Behind them the desert floor, stirred into gritty mush by the passage of the column, settled back onto vehicle and bush alike.
The driver of an armored troop carrier grumbled to his co-driver, “Damn those humanoids anyway! What are we doing out here today? Who the hell would want to be out here, ya answer me that?”
The co-driver shrugged, his eyes red despite the goggles they all wore. “Stupid beasts, I guess. You know how dumb those animals are, Nutark. They’re likely to do anything.”
“How does the general know they’re out here anyway?” The driver looked gloomily at the desolation through the driving slit. “How could anyone live out here in the Forbidden Zone, for crying out loud?”
The co-driver shrugged again. “Officers know stuff we don’t, I guess.”

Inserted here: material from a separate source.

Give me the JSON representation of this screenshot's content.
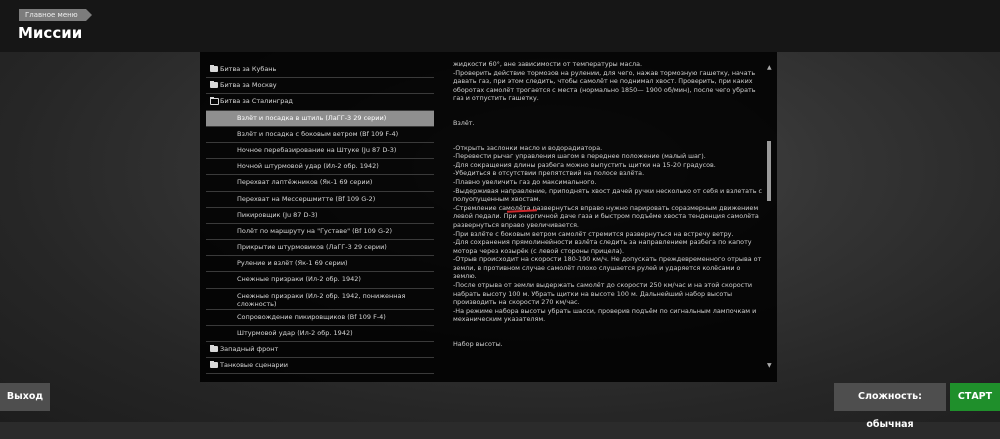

Nutark grunted, as if not convinced. “Well, I know enough not to be out here, but I’m out here ’cause Captain Mulla says I gotta be out here.” He yanked a canteen from its clip and moodily took off the cap. He took a swallow, and made a face. “Awful stuff is near boiling!”
“Yeah, it’s hot,” the co-driver agreed.
In the command jeep, the map was spread across. General Urko’s lap.
Captain Mulla pointed to a section of the map with a thick finger. “The caverns must be in this sector, general.”